Please find our detailed responses in the attached Reply Letter. Many thanks.

Author Response File: Author Response.docx

Reviewer 3 Report

I congratulate the authors on taking up the interesting topic of the impact of statins on glycemia control in different age groups. The study group is large. It includes 5041 patients. The study itself lasted 8 years. The topic is interesting and timeless.

I propose to use several issues:

 

1. On what specific basis were patients qualified to two groups, i.e. to the group of suspected and confirmed patients with coronary artery disease.

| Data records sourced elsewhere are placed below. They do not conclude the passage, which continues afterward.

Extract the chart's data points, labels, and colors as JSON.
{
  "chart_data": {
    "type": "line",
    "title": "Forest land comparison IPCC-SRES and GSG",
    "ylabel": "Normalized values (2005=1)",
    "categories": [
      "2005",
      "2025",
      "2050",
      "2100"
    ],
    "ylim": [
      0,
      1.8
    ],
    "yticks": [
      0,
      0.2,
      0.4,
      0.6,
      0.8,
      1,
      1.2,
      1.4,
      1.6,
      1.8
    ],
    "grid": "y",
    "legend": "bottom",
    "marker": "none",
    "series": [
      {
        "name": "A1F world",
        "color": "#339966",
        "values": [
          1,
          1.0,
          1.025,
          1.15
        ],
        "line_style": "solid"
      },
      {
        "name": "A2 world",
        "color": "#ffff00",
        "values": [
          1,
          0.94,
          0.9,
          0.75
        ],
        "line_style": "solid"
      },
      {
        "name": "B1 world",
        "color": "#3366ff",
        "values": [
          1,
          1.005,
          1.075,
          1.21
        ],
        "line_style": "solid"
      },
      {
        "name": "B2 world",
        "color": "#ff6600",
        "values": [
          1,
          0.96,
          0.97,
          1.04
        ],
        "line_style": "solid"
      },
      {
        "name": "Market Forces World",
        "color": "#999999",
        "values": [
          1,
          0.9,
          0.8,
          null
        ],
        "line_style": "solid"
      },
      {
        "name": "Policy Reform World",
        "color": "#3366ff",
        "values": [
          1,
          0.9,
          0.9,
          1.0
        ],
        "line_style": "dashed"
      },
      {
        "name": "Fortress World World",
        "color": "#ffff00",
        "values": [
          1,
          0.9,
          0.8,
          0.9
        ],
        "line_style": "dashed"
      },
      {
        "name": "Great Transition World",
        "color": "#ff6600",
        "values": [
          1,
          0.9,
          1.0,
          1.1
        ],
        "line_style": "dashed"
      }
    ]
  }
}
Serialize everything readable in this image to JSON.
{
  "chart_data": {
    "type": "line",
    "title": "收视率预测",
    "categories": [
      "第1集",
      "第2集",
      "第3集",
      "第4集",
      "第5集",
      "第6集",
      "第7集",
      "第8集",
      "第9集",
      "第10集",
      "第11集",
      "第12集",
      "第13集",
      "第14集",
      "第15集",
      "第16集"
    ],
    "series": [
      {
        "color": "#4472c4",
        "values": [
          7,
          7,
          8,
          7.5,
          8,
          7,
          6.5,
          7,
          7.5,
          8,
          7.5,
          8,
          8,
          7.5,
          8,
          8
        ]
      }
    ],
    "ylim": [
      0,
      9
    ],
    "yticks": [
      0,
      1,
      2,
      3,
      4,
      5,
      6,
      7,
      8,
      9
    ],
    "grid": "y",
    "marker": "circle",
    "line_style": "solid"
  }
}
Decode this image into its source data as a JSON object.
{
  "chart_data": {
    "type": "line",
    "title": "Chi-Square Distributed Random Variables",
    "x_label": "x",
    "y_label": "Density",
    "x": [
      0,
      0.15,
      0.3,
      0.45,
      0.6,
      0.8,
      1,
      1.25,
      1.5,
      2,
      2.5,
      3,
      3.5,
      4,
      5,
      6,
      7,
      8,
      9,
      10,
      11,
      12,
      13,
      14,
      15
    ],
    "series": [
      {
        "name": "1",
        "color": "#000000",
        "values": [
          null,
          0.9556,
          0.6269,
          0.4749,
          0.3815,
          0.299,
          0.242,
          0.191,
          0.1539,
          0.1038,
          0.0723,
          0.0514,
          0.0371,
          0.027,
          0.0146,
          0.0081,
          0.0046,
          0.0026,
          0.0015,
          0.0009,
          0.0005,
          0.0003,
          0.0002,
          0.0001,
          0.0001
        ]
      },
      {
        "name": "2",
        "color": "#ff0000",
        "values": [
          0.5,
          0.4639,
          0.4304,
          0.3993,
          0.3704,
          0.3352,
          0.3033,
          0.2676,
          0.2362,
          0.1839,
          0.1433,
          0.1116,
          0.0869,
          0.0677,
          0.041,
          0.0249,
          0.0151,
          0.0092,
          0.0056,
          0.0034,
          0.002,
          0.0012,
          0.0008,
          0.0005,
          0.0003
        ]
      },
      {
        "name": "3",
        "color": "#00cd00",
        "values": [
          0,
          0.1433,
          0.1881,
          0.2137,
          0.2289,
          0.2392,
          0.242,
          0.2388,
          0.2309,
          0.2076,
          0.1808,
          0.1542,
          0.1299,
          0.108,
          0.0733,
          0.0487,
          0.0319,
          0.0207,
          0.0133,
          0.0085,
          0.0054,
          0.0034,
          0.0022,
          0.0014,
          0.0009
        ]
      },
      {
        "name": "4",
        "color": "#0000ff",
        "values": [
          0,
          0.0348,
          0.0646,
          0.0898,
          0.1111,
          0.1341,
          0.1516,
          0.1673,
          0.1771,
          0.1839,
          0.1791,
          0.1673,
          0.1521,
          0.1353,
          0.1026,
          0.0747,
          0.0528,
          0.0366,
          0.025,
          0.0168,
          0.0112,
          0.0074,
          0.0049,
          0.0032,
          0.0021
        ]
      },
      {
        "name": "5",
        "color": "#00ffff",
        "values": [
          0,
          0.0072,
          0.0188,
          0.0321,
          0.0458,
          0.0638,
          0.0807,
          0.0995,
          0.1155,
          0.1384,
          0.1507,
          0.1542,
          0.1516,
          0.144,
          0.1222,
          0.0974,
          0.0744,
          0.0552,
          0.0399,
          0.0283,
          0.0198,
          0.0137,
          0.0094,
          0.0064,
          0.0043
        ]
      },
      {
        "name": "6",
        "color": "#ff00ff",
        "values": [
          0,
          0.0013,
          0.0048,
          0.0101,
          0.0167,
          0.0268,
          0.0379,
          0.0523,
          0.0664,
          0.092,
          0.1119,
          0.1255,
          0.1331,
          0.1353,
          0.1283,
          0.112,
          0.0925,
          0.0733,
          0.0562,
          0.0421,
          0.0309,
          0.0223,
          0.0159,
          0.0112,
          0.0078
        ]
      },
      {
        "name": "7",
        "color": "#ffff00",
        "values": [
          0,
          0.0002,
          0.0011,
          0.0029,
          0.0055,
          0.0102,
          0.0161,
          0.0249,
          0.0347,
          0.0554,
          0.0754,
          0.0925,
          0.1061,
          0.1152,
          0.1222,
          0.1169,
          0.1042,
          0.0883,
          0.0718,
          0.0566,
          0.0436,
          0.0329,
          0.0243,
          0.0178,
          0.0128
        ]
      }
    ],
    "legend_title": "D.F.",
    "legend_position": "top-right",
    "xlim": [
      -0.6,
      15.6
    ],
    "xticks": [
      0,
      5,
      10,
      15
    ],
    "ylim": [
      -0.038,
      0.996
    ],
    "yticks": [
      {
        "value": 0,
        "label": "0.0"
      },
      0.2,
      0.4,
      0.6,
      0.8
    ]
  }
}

I propose to supplement this in Materials and Methods.

 

2. I propose to make a flowchart for the distribution of study groups to be presented as Fig. 1.

 

3. I propose to present in Figure 2 baseline of study patients stratified by young and elderly group after propensity score matching

 

4. However, I propose to add a subsection of study limitations

as a retrospective study

 

Author Response

Please find our detailed responses in the attached Reply Letter. Many thanks.

Author Response File: Author Response.docx

Round 2

Reviewer 1 Report

I appreciate the authors for addressing all my comments.